Además, sostiene que la iniciativa OBOR -por sus siglas en inglés ‘One Belt, one Road‘- que renueva las antiguas rutas de la seda, tanto por mar como por tierra, también está abierta a otras regiones como América del Sur, algo que quedó plasmado en la reunión de  entre los líderes mundiales, en la que Macri se sentó al lado del presidente chino.

Fue muy positiva y fundamental la visita del mandatario argentino al coloso asiático, porque se llevó de la ciudad imperial lo que fue a buscar: algo más que sólo promesas.

Macri firmó una serie de acuerdos con su par chino, Xi Jinping, por proyectos que contemplan una inversión de por lo menos 15.000 millones de dólares. Pero el dato más relevante son los plazos, la gran mayoría estará en marcha antes de que finalice el primer semestre de 2018.

Han pasado más de dos mil años desde que una compleja red de rutas comerciales, organizadas a partir del negocio de la seda china, inauguró las primeras relaciones comerciales entre Asia y Europa. Sin embargo, la antigua Ruta de la Seda se ha convertido en la gran apuesta de Pekín, que ha relanzado el proyecto para conseguir cambiar el orden económico mundial, desplazando a EEUU como potencia hegemónica.

Desde el punto de vista del desarrollo económico, es el proyecto más importante desde la Revolución Industrial, porque incluye a todos los continentes.

Así, China, una de las grandes beneficiadas de la globalización, comienza a proyectarse con fuerza al exterior. Por un lado, Pekín quiere estimular el crecimiento en las regiones menos desarrolladas del país y, por otro lado, encontrar más mercados para lidiar con su exceso de capacidad, tal y como sucede con su red interna de ferrocarriles de alta velocidad, que ya es la más desarrollada del mundo.
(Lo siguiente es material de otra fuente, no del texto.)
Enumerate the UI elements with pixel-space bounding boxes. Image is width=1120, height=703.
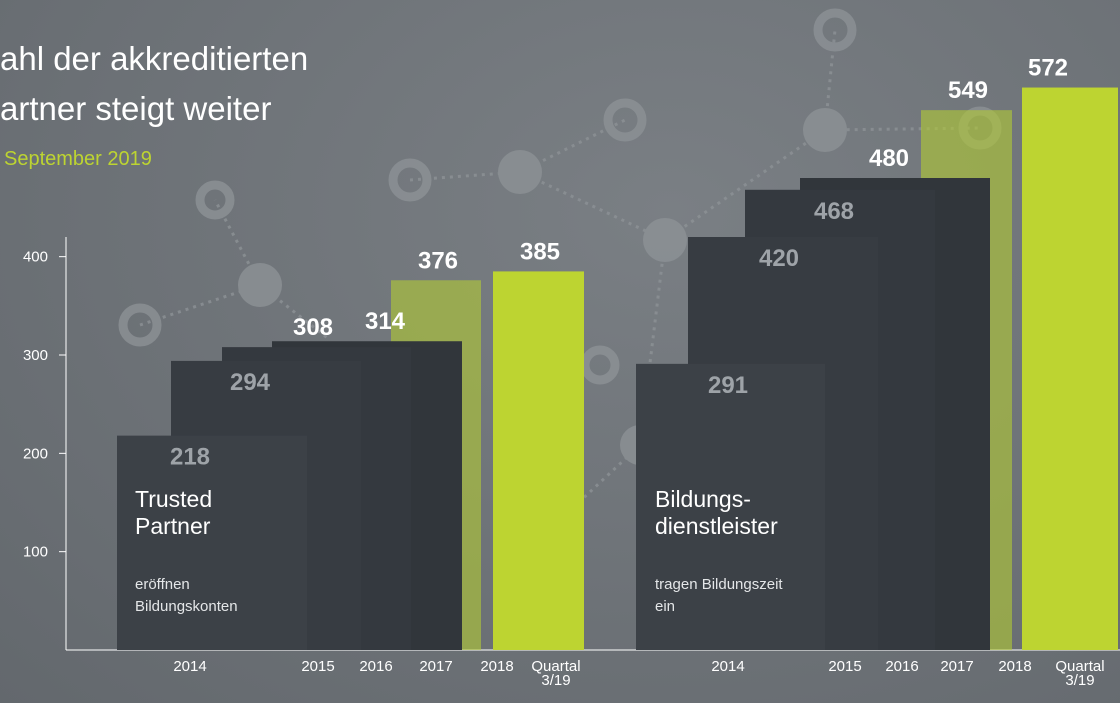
value-label: 468 xyxy=(814,198,854,225)
x-tick-label: 2015 xyxy=(820,660,870,674)
x-tick-label: 2015 xyxy=(293,660,343,674)
value-label: 549 xyxy=(948,77,988,104)
infographic: 100 200 300 400 218 294 308 314 376 385 291 420 468 4… xyxy=(0,0,1120,703)
y-tick-label: 300 xyxy=(23,347,48,364)
series-name: Bildungs- dienstleister xyxy=(655,486,785,540)
value-label: 218 xyxy=(170,444,210,471)
bar xyxy=(493,271,584,650)
value-label: 314 xyxy=(365,308,406,335)
x-tick-label: Quartal 3/19 xyxy=(531,660,581,688)
value-label: 308 xyxy=(293,314,333,341)
y-tick-label: 400 xyxy=(23,249,48,266)
x-tick-label: 2017 xyxy=(411,660,461,674)
x-tick-label: 2014 xyxy=(165,660,215,674)
series-description: tragen Bildungszeit ein xyxy=(655,574,805,618)
bar xyxy=(1022,88,1118,650)
series-description: eröffnen Bildungskonten xyxy=(135,574,285,618)
value-label: 572 xyxy=(1028,55,1068,82)
value-label: 294 xyxy=(230,369,271,396)
title-line: ahl der akkreditierten xyxy=(0,40,308,78)
x-tick-label: 2018 xyxy=(990,660,1040,674)
x-tick-label: 2018 xyxy=(472,660,522,674)
value-label: 291 xyxy=(708,372,748,399)
x-tick-label: 2014 xyxy=(703,660,753,674)
x-tick-label: 2017 xyxy=(932,660,982,674)
subtitle: September 2019 xyxy=(4,148,152,171)
title-line: artner steigt weiter xyxy=(0,90,271,128)
y-tick-label: 100 xyxy=(23,544,48,561)
y-tick-label: 200 xyxy=(23,445,48,462)
value-label: 376 xyxy=(418,247,458,274)
value-label: 385 xyxy=(520,238,560,265)
x-tick-label: 2016 xyxy=(351,660,401,674)
series-name: Trusted Partner xyxy=(135,486,265,540)
value-label: 480 xyxy=(869,145,909,172)
x-tick-label: Quartal 3/19 xyxy=(1055,660,1105,688)
x-tick-label: 2016 xyxy=(877,660,927,674)
value-label: 420 xyxy=(759,245,799,272)
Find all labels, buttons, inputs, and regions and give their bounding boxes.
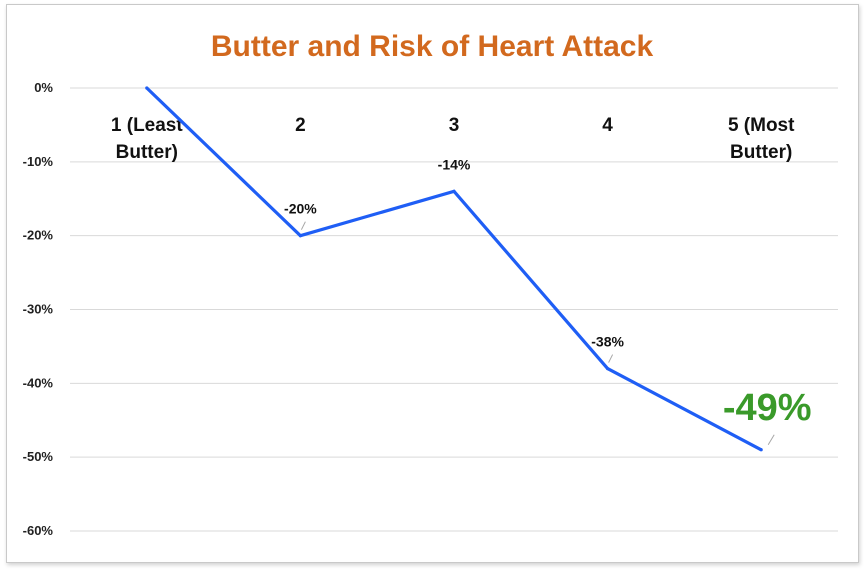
data-point <box>606 366 610 371</box>
y-tick-label: -50% <box>23 449 54 464</box>
series-line <box>145 86 762 452</box>
series-layer <box>145 86 763 452</box>
data-label-highlight: -49% <box>723 387 812 429</box>
leader-line <box>300 221 306 230</box>
x-tick-label: 2 <box>295 115 306 136</box>
chart-title: Butter and Risk of Heart Attack <box>211 30 654 63</box>
leader-line <box>767 434 775 446</box>
y-axis-ticks: 0% -10% -20% -30% -40% -50% -60% <box>23 80 54 538</box>
x-tick-label: 5 (Most Butter) <box>728 115 795 163</box>
data-point <box>759 448 763 452</box>
y-tick-label: -60% <box>23 523 54 538</box>
data-point <box>452 189 456 193</box>
y-tick-label: 0% <box>34 80 53 95</box>
data-label: -38% <box>591 334 624 350</box>
gridlines <box>70 87 838 532</box>
data-labels: -20% -14% -38% -49% <box>284 156 812 446</box>
leader-line <box>608 354 614 363</box>
x-axis-ticks: 1 (Least Butter) 2 3 4 5 (Most Butter) <box>111 115 795 163</box>
y-tick-label: -10% <box>23 154 54 169</box>
chart-frame <box>6 4 859 563</box>
x-tick-label: 1 (Least Butter) <box>111 115 183 163</box>
y-tick-label: -20% <box>23 228 54 243</box>
y-tick-label: -40% <box>23 375 54 390</box>
data-point <box>298 234 302 238</box>
data-label: -20% <box>284 201 317 217</box>
x-tick-label: 4 <box>602 115 613 136</box>
x-tick-label: 3 <box>449 115 460 136</box>
y-tick-label: -30% <box>23 302 54 317</box>
data-label: -14% <box>438 156 471 172</box>
data-point <box>145 86 149 90</box>
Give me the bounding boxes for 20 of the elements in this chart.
Además, la iniciativa ha recibido muchos apoyos en los últimos tiempos, especialmente tras los temores al aislacionismo que el mundo atraviesa desde la victoria del Brexit en las urnas y la llegada al poder de Donald Trump en EEUU. Por ello, el proyecto es de vital importancia geopolítica para Pekín: China, aunque no lo diga, aspira a ser la potencia hegemónica mundial que sustituya a EEUU. Además, a diferencia de EEUU, China tiene un pensamiento a largo plazo y su ascenso está cambiado el panorama financiero del planeta.

La demanda china de commodities ha afianzado la posición de América Latina como proveedor de materias primas. No es ninguna sorpresa que el dinero chino sea bienvenido en lugares donde los mercados financieros actúan con cautela.

China está invirtiendo significativas cantidades de dinero en Latinoamérica y aumentando sus actividades comerciales en la región, compitiendo así con EEUU por el liderazgo mercantil, que podría obtener para el 2030, según algunos expertos.